Mr. Mesereau also pointed out that when the accuser was asked by the investigator in the video to name some things that he would think of as “wrong”, the accuser responded with; staying up late, fighting, breaking things and killing someone. Mr. Mesereau pointed out that unlike most children, he did not even mention lying, cheating or stealing.

In the prosecution’s closing argument, Senior Deputy District attorney Ron Zonen berated Mr. Jackson and his attorneys, stood by the testimony of the accuser’s mother, and used charts and graphics to show what he said was a pattern of criminal behavior.

Zonen argued for nearly two hours before he even brought up child molestation, focusing first on a complicated conspiracy alleging Mr. Jackson sought to hold the accuser’s family against their will.

Mr. Mesereau said the real issue was “whether the accuser’s family was credible,” and he tore into the prosecutor’s claim the boy’s mother wasn’t out for money, repeatedly returning to the refrain, “Was she asking for money?”

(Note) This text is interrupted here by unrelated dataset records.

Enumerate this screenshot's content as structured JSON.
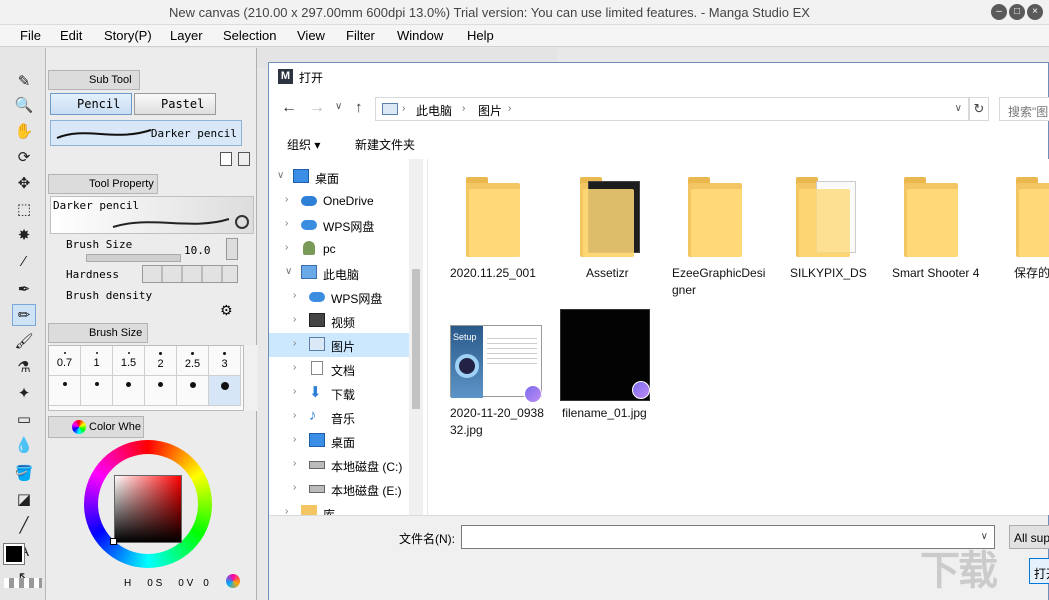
{
  "app": {
    "title": "New canvas (210.00 x 297.00mm 600dpi 13.0%)  Trial version: You can use limited features. - Manga Studio EX"
  },
  "menu": [
    "File",
    "Edit",
    "Story(P)",
    "Layer",
    "Selection",
    "View",
    "Filter",
    "Window",
    "Help"
  ],
  "left_panel": {
    "subtool_tab": "Sub Tool",
    "subtool_buttons": [
      "Pencil",
      "Pastel"
    ],
    "brush_preset": "Darker pencil",
    "tool_property_tab": "Tool Property",
    "property_preset": "Darker pencil",
    "brush_size_label": "Brush Size",
    "brush_size_value": "10.0",
    "hardness_label": "Hardness",
    "brush_density_label": "Brush density",
    "brush_size_tab": "Brush Size",
    "brush_sizes_row1": [
      "0.7",
      "1",
      "1.5",
      "2",
      "2.5",
      "3"
    ],
    "color_tab": "Color Whe",
    "color_readout": [
      "H",
      "0 S",
      "0 V",
      "0"
    ],
    "accent_color": "#cfe3f7"
  },
  "dialog": {
    "title": "打开",
    "breadcrumb": [
      "此电脑",
      "图片"
    ],
    "search_placeholder": "搜索\"图",
    "organize_label": "组织 ▾",
    "new_folder_label": "新建文件夹",
    "nav_items": [
      {
        "label": "桌面",
        "icon": "desktop-icon"
      },
      {
        "label": "OneDrive",
        "icon": "cloud-icon"
      },
      {
        "label": "WPS网盘",
        "icon": "cloud-icon"
      },
      {
        "label": "pc",
        "icon": "user-icon"
      },
      {
        "label": "此电脑",
        "icon": "computer-icon"
      },
      {
        "label": "WPS网盘",
        "icon": "cloud-icon"
      },
      {
        "label": "视频",
        "icon": "video-icon"
      },
      {
        "label": "图片",
        "icon": "pictures-icon"
      },
      {
        "label": "文档",
        "icon": "documents-icon"
      },
      {
        "label": "下载",
        "icon": "download-icon"
      },
      {
        "label": "音乐",
        "icon": "music-icon"
      },
      {
        "label": "桌面",
        "icon": "desktop-icon"
      },
      {
        "label": "本地磁盘 (C:)",
        "icon": "drive-icon"
      },
      {
        "label": "本地磁盘 (E:)",
        "icon": "drive-icon"
      },
      {
        "label": "库",
        "icon": "library-icon"
      }
    ],
    "files": [
      {
        "name": "2020.11.25_001",
        "type": "folder"
      },
      {
        "name": "Assetizr",
        "type": "folder"
      },
      {
        "name": "EzeeGraphicDesigner",
        "type": "folder"
      },
      {
        "name": "SILKYPIX_DS",
        "type": "folder"
      },
      {
        "name": "Smart Shooter 4",
        "type": "folder"
      },
      {
        "name": "保存的",
        "type": "folder"
      },
      {
        "name": "2020-11-20_093832.jpg",
        "type": "image"
      },
      {
        "name": "filename_01.jpg",
        "type": "image"
      }
    ],
    "setup_thumb_text": "Setup",
    "filename_label": "文件名(N):",
    "filename_value": "",
    "filetype_value": "All sup",
    "open_button": "打开"
  }
}
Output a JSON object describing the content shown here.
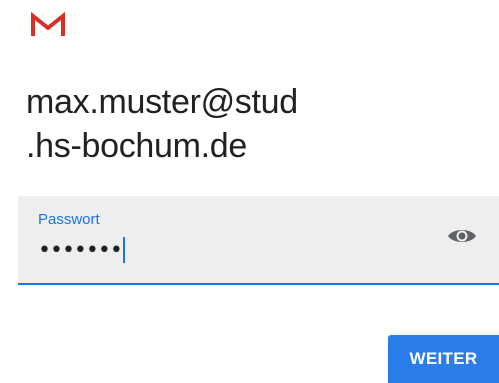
{
  "app": {
    "brand_icon": "gmail-m-icon",
    "brand_color": "#d93025"
  },
  "account": {
    "email_line1": "max.muster@stud",
    "email_line2": ".hs-bochum.de"
  },
  "password_field": {
    "label": "Passwort",
    "value_masked": "•••••••",
    "toggle_icon": "eye-icon",
    "accent_color": "#1a73e8"
  },
  "actions": {
    "next_label": "WEITER",
    "button_color": "#2b7de9"
  }
}
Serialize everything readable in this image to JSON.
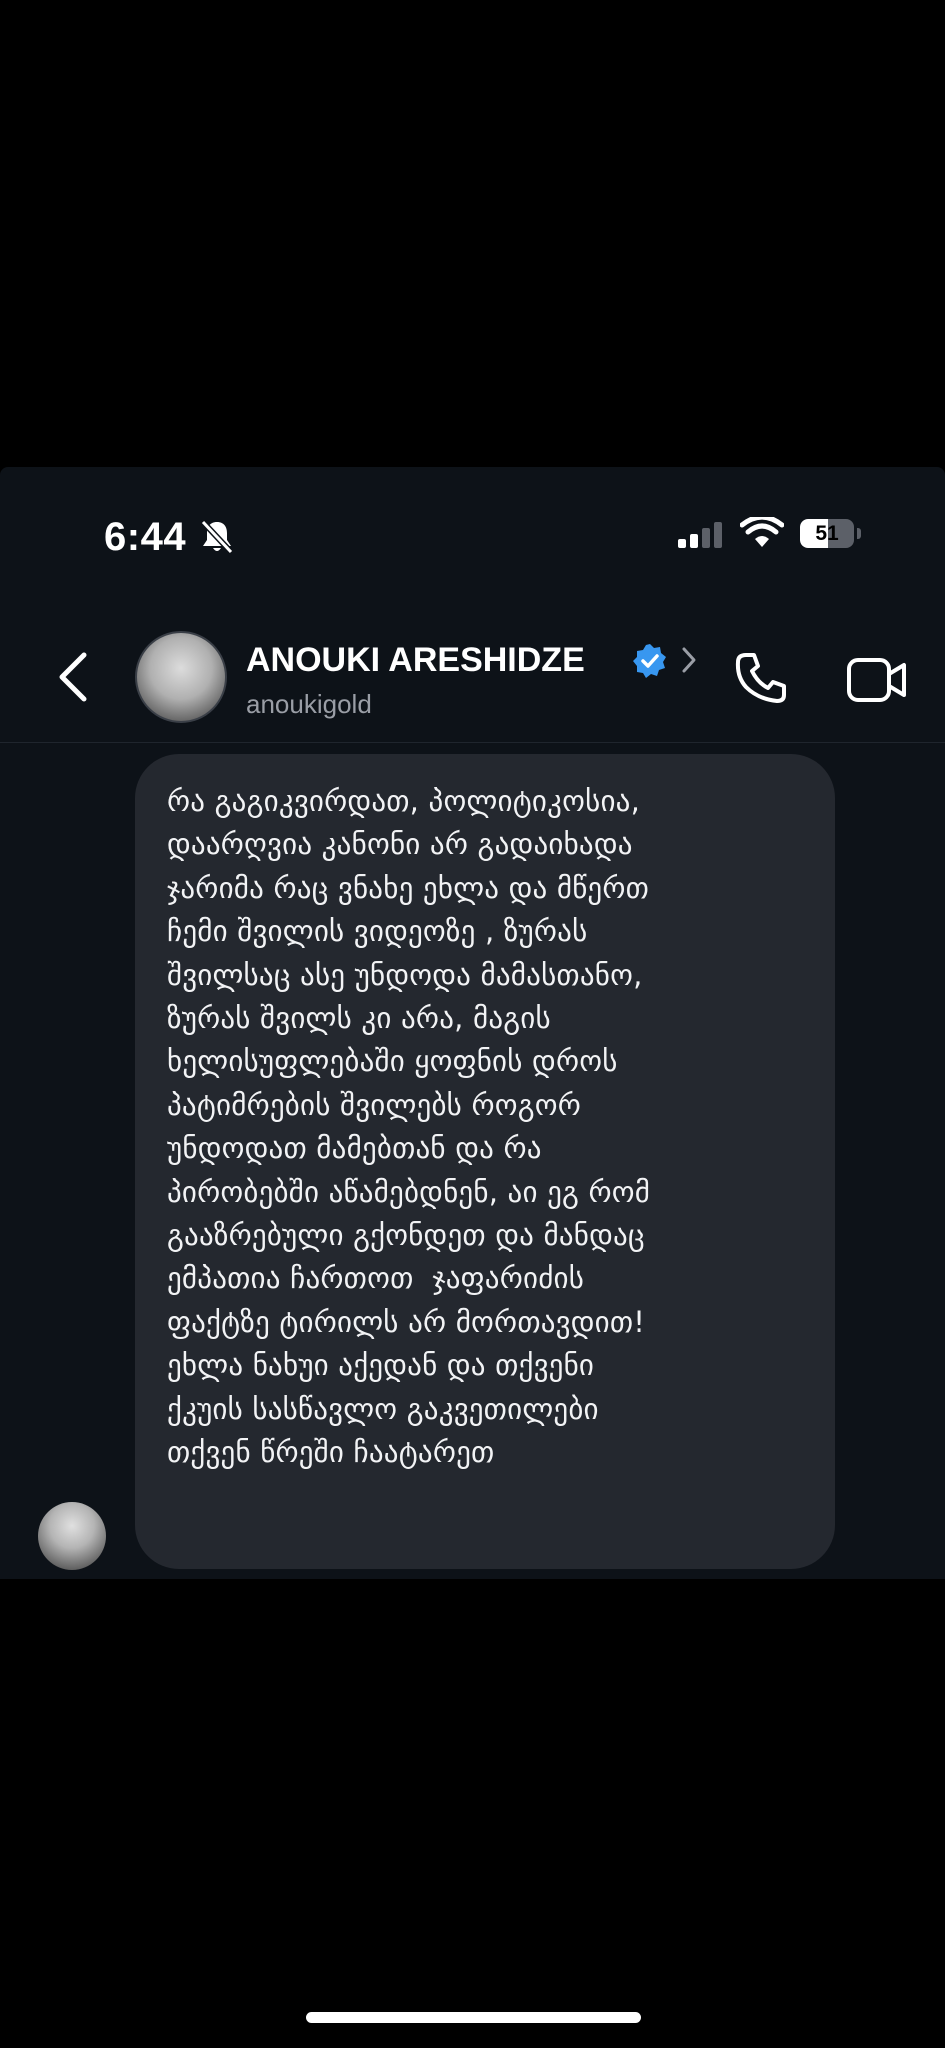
{
  "status_bar": {
    "time": "6:44",
    "battery_level": "51",
    "battery_fraction": 0.51
  },
  "header": {
    "contact_name": "ANOUKI ARESHIDZE",
    "username": "anoukigold",
    "verified": true
  },
  "icons": {
    "muted": "bell-slash-icon",
    "signal": "cellular-signal-icon",
    "wifi": "wifi-icon",
    "back": "chevron-left-icon",
    "verified": "verified-badge-icon",
    "profile_link": "chevron-right-icon",
    "call": "phone-icon",
    "video": "video-camera-icon"
  },
  "colors": {
    "screen_background": "#0d1218",
    "bubble_background": "#24282f",
    "verified_blue": "#3897f0",
    "username_gray": "#9a9ea6"
  },
  "message": {
    "lines": [
      "რა გაგიკვირდათ, პოლიტიკოსია,",
      "დაარღვია კანონი არ გადაიხადა",
      "ჯარიმა რაც ვნახე ეხლა და მწერთ",
      "ჩემი შვილის ვიდეოზე , ზურას",
      "შვილსაც ასე უნდოდა მამასთანო,",
      "ზურას შვილს კი არა, მაგის",
      "ხელისუფლებაში ყოფნის დროს",
      "პატიმრების შვილებს როგორ",
      "უნდოდათ მამებთან და რა",
      "პირობებში აწამებდნენ, აი ეგ რომ",
      "გააზრებული გქონდეთ და მანდაც",
      "ემპათია ჩართოთ  ჯაფარიძის",
      "ფაქტზე ტირილს არ მორთავდით!",
      "ეხლა ნახუი აქედან და თქვენი",
      "ქკუის სასწავლო გაკვეთილები",
      "თქვენ წრეში ჩაატარეთ"
    ]
  }
}
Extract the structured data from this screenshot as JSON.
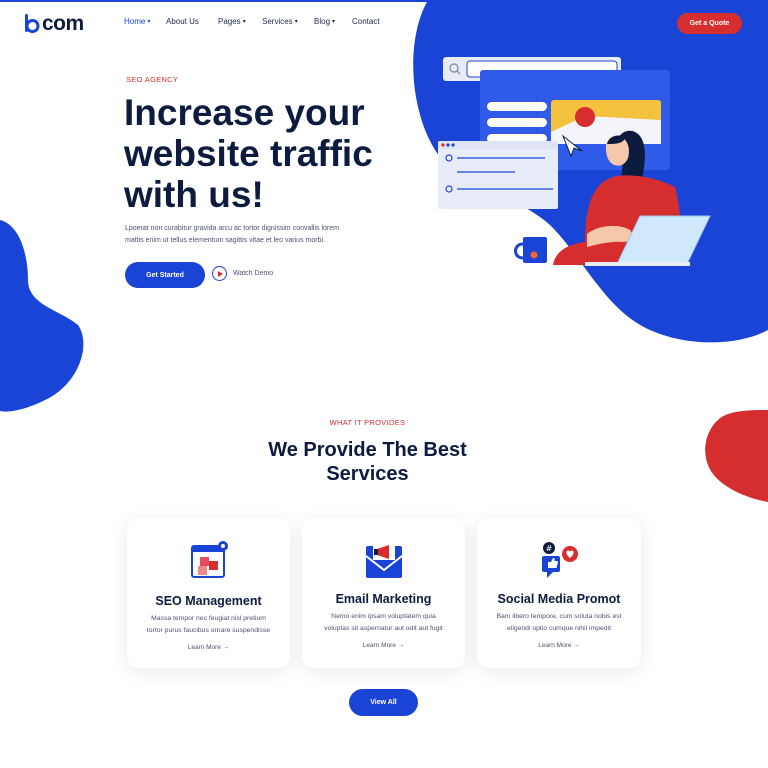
{
  "brand": {
    "logo_text": "com"
  },
  "nav": {
    "items": [
      {
        "label": "Home",
        "has_dropdown": true,
        "active": true
      },
      {
        "label": "About Us",
        "has_dropdown": false
      },
      {
        "label": "Pages",
        "has_dropdown": true
      },
      {
        "label": "Services",
        "has_dropdown": true
      },
      {
        "label": "Blog",
        "has_dropdown": true
      },
      {
        "label": "Contact",
        "has_dropdown": false
      }
    ],
    "cta_label": "Get a Quote"
  },
  "hero": {
    "eyebrow": "SEO AGENCY",
    "title_lines": [
      "Increase your",
      "website traffic",
      "with us!"
    ],
    "text_lines": [
      "Lpoerat non curabitur gravida arcu ac tortor dignissim convallis lorem",
      "mattis enim ut tellus elementum sagittis vitae et leo varius morbi."
    ],
    "primary_label": "Get Started",
    "secondary_label": "Watch Demo"
  },
  "services": {
    "eyebrow": "WHAT IT PROVIDES",
    "title_lines": [
      "We Provide The Best",
      "Services"
    ],
    "cards": [
      {
        "icon": "seo-cubes-icon",
        "title": "SEO Management",
        "text_lines": [
          "Massa tempor nec feugiat nisl pretium",
          "tortor purus faucibus ornare suspendisse"
        ],
        "link": "Learn More"
      },
      {
        "icon": "email-megaphone-icon",
        "title": "Email Marketing",
        "text_lines": [
          "Nemo enim ipsam voluptatem quia",
          "voluptas sit aspernatur aut odit aut fugit"
        ],
        "link": "Learn More"
      },
      {
        "icon": "social-likes-icon",
        "title": "Social Media Promot",
        "text_lines": [
          "Bam libero tempore, cum soluta nobis est",
          "eligendi optio cumque nihil impedit"
        ],
        "link": "Learn More"
      }
    ],
    "view_all_label": "View All"
  },
  "colors": {
    "primary": "#1a44d6",
    "accent": "#d62e2e",
    "heading": "#0c1b3e",
    "body": "#4a5470"
  }
}
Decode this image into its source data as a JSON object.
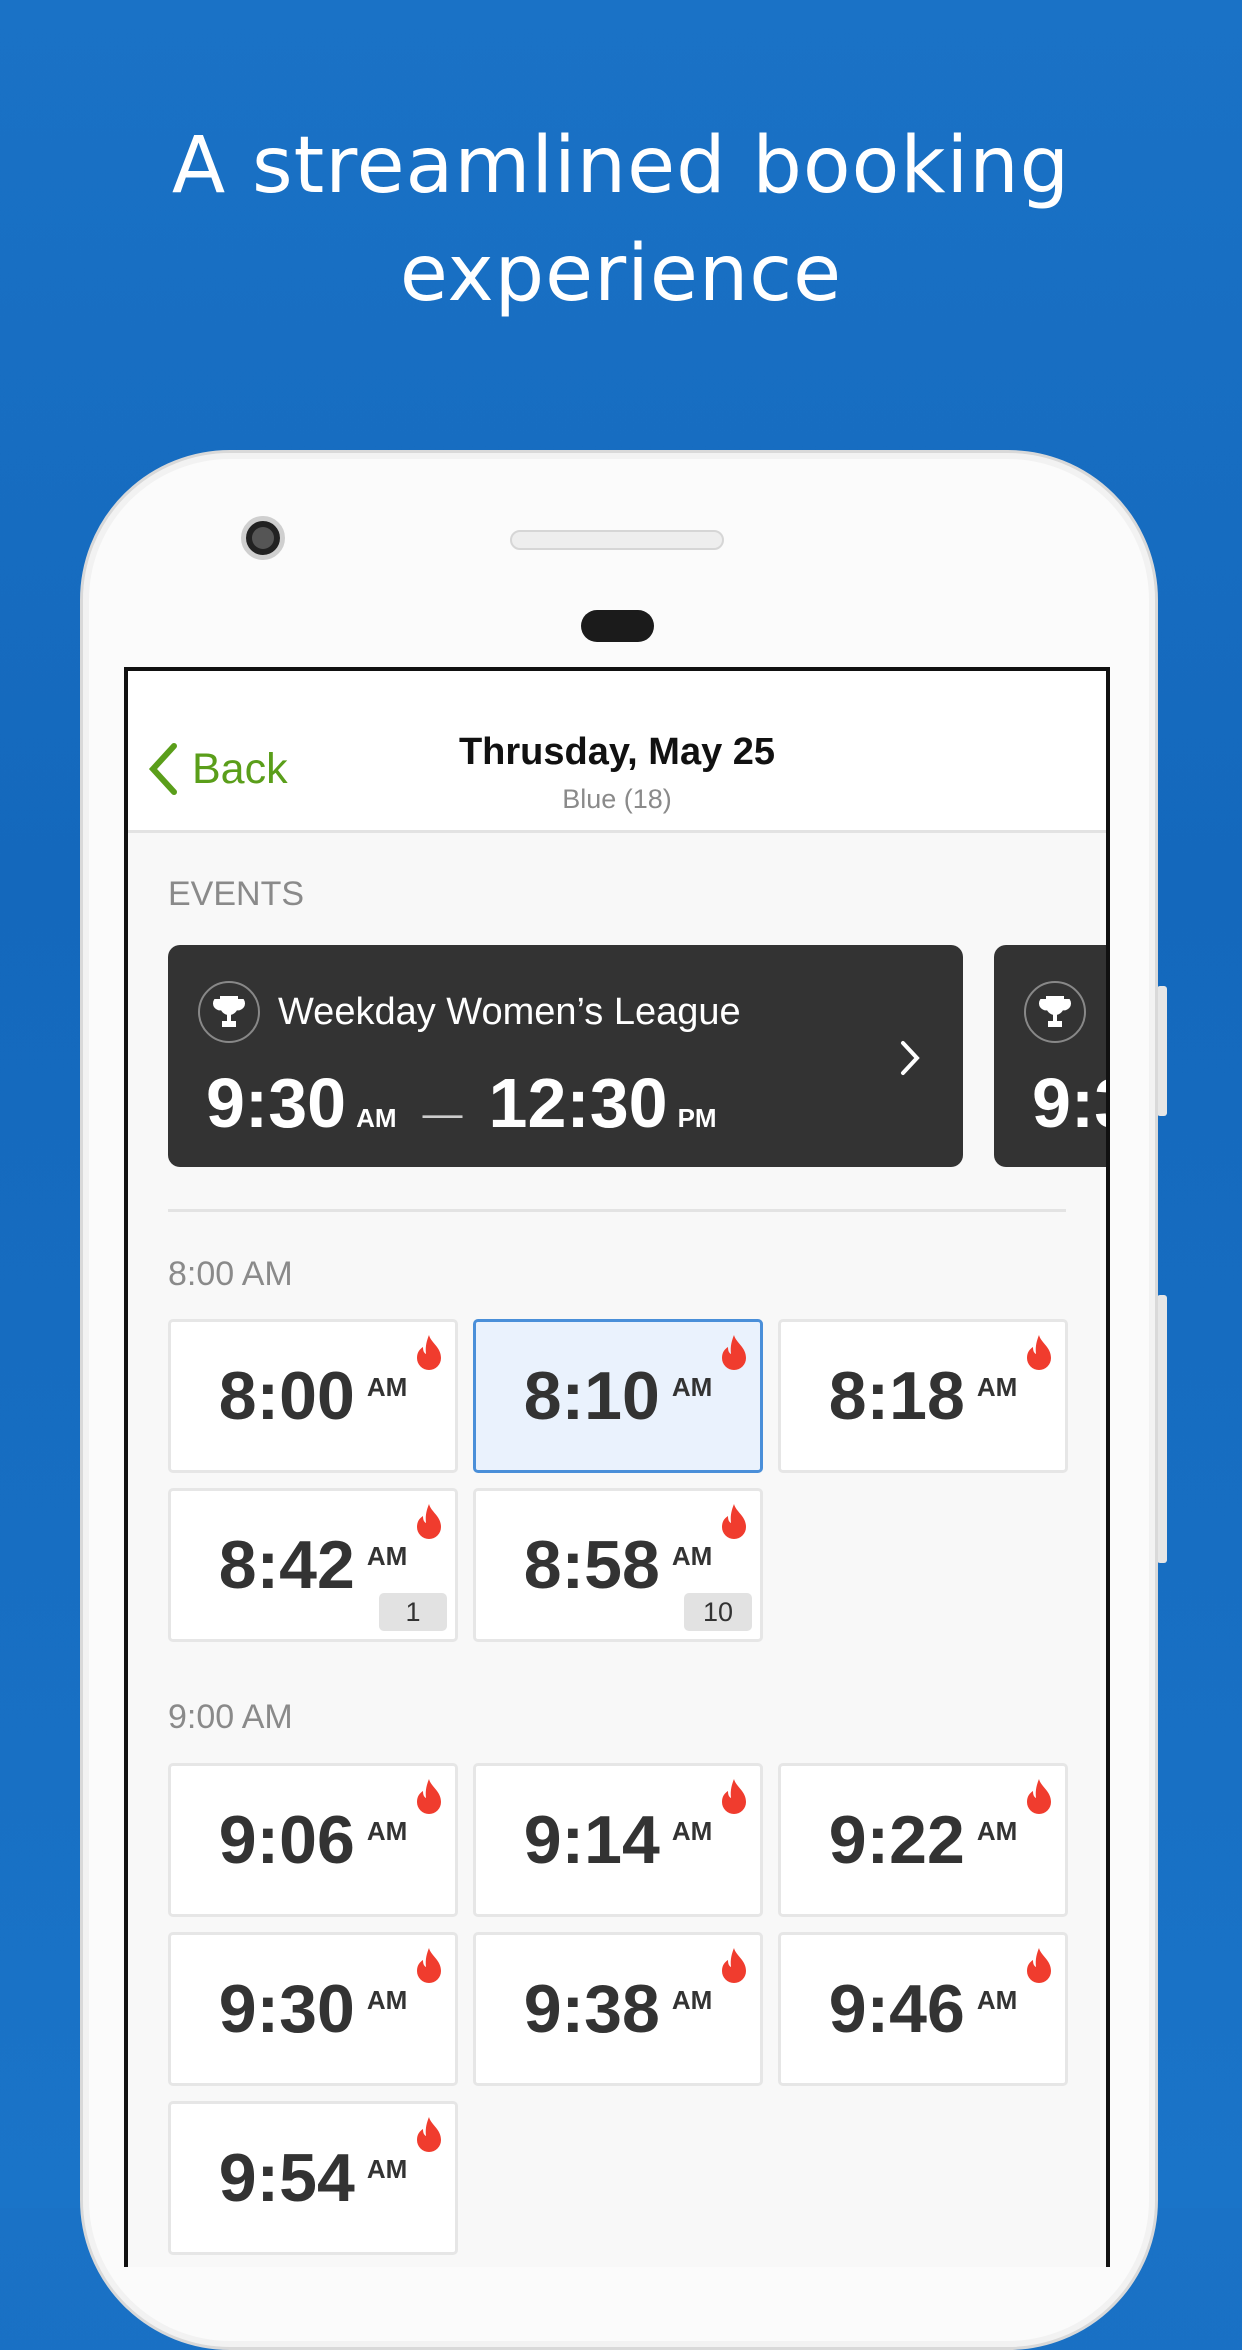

“When she filed for emergency welfare 10 days after getting her (settlement), was she asking for money?” Mr. Mesereau asked. “If you do not believe (the family) beyond a reasonable doubt, Mr. Jackson must be acquitted. That’s the law.”

The prosecutor acknowledged she fraudulently applied for welfare after receiving a large settlement in a lawsuit, but asserted that was the only thing she had been proven to have done wrong in her life.

And Zonen ridiculed the idea the boy’s mother could have made up the entire story and prompted her children to lie in order to get wealthy at a future time.

“The suggestion this was all made up is nonsense,” he said. “It’s unmitigated rubbish.”

Zonen depicted Neverland, Mr. Jackson’s fantasy estate and amusement park, as a place with no rules, no schooling and no discipline for children who stayed there.

“They rode rides, went to the zoo, ate whatever they wanted candy, ice cream, soda pop. There was only fun. … And at night they entered into the world of the forbidden. Michael Jackson’s room was a veritable fortress with locks and codes which the boys were given … They learned about sexuality from someone only too willing to be their teacher.”

On the contrary, Mr. Mesereau highlighted the testimonies of Neverland employees that caught the accuser and his brother with adult magazines and stealing alcohol when Mr. Jackson was no where around. Mr. Mesereau showed that the accuser is hardly the naïve youngster the prosecution presents, focusing on their long history of lawsuits where the children were coached and encouraged to lie for financial gain.

Zonen spent much of his argument attacking Mr. Jackson’s current and former lawyers.

He accused Mr. Mesereau of promising things in his opening statement that he could not produce, including mentioning celebrities who would testify who never appeared.

Zonen was defensive in talking about the boy’s mother, one of the most erratic witnesses of the trial.

“(She) never asked for one penny from Michael Jackson,” he said. “She never desired anything from him and she doesn’t today.”

“There is no way in the world you can find the (accuser and his family) are trustworthy beyond a reasonable doubt.” If that is the case, Mr. Mesereau said, “Mr. Jackson must be acquitted under our legal system.”

Mr. Jackson, who did not take the witness stand during the four-month trial sat unmoved during Zonen’s closing arguments. When he arrived at the courthouse with his parents and three brothers, a throng of about 200 supporters shouted “Fight Michael, Fight.”

Mr. Jackson’s lawyer reminded the jury that the molestation case against Mr. Jackson involved only one alleged victim.

He scorned testimony in the trial from other young friends of Mr. Jackson. “They (the prosecution) brought in alleged victims from the ’90s because they are desperate,” he said.

Mr. Mesereau said it was absurd to suggest that Mr. Jackson would have molested his accuser in the intense period of media scrutiny after the 2003 broadcast of a documentary in which Mr. Jackson defended his practice of sharing his bed with boys.

Mr. Jackson has denied four counts of molesting the boy, then 13, plying him with alcohol, and conspiring to commit child abduction, false imprisonment and extortion. Mr. Jackson faces more than two decades in prison if convicted on all charges.

The case is expected to go to the jury on Friday.